Anhydrous tungstate, a complete solid solution exists between ferberite and hübnerite.
Specific gravity: 7.51
Hardness: 4 to 4½
Streak: Black to brownish-black
Solubility: Easily fusible. Slowly decomposed by hot concentrated sulphuric or hydrochloric acid. Decomposed by aqua regia with the separation of tungstic oxide.
Common impurities: Nb,Ta,Sc,Sn
Ferberite occurs in hydrothermal veins, medium temperature metamorphic rocks and
granitic pegmatites immediately
associated with granitic intrusive rocks; it also occurs in alluvial
and residual deposits.
In high temperature (hypothermal) hydrothermal veins it is associated with cassiterite, arsenopyrite, apatite, tourmaline, topaz, fluorite, specular hematite, molybdenite and bismuth. In moderate temperature (mesothermal) veins it is associated with cassiterite and sulphides, scheelite, bismuthinite and siderite (Dana).

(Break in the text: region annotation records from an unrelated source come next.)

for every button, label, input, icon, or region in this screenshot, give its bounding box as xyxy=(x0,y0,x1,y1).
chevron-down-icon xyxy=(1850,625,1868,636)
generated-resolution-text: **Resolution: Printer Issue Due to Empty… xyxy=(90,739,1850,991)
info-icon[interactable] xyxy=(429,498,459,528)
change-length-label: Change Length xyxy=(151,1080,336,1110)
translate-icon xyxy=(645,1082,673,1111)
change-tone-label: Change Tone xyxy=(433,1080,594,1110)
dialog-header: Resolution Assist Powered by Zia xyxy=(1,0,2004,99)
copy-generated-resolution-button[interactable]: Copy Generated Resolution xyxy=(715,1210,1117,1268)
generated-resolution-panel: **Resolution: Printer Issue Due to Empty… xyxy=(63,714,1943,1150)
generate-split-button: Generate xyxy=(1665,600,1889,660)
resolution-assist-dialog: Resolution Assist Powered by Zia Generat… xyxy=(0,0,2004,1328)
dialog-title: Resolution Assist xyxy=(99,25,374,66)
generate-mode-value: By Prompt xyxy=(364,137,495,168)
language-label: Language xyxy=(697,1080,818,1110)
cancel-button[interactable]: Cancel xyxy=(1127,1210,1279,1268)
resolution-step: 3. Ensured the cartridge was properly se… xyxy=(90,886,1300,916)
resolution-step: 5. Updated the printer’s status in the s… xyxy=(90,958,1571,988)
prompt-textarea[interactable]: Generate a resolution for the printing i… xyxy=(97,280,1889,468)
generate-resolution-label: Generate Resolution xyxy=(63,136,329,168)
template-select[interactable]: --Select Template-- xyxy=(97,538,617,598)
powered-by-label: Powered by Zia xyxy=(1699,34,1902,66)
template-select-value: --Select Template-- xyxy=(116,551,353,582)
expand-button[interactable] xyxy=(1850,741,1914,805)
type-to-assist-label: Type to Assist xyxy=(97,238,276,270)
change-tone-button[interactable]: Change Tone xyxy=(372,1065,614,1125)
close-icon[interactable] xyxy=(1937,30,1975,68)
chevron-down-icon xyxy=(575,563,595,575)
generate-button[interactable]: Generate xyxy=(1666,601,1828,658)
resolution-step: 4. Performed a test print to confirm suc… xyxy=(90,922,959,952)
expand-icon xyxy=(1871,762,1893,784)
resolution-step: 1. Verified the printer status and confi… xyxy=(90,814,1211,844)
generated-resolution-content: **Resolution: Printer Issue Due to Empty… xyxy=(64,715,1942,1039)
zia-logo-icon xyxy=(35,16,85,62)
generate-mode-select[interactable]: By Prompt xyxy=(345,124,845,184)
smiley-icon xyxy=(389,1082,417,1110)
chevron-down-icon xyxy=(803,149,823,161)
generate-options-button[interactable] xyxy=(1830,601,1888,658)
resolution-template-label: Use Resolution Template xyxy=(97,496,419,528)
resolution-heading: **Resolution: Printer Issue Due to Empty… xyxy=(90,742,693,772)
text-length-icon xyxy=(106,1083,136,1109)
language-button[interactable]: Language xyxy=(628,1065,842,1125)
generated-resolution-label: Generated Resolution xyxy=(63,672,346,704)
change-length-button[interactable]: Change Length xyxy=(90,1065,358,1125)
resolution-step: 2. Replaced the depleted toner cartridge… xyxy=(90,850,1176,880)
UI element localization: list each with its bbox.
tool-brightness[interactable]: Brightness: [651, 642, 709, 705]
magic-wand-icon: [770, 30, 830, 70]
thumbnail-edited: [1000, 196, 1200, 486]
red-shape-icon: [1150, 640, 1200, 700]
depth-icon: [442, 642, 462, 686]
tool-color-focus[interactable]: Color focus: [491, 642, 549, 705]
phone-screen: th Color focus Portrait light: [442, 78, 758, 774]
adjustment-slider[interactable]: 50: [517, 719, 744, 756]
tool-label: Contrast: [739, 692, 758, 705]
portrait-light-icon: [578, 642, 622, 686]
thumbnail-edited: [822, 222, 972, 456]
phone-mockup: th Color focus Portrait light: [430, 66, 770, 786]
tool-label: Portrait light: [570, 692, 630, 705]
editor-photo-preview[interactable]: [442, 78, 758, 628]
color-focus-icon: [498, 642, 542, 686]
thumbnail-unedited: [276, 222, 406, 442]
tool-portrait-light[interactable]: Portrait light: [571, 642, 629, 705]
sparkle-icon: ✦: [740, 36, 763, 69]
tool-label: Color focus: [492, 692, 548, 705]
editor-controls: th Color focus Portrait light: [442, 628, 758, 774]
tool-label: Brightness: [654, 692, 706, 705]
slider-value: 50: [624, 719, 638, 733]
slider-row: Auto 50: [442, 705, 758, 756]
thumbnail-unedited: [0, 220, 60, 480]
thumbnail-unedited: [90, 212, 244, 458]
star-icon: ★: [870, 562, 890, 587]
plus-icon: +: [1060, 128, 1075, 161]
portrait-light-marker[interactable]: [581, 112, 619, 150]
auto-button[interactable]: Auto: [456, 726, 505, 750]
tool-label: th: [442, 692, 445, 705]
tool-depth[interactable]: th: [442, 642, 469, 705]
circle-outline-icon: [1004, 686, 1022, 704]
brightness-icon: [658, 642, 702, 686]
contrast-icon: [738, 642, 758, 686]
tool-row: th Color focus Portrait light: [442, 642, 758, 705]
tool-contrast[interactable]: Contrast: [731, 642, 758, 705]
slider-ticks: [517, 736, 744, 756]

At Rumsby's mine, New South Wales, Australia, ferberite is the main ore mineral, associated with a granite intrusion, and it is commmonly intergrown with bismuth, arsenopyrite and fluorite. Some ferberite has altered to secondary scheelite. AJM 18.2.26
At Long Hill, Haddam, Middlesex county, Connecticut, USA, ferberite pseudomorphs after scheelite have been found (KL p215).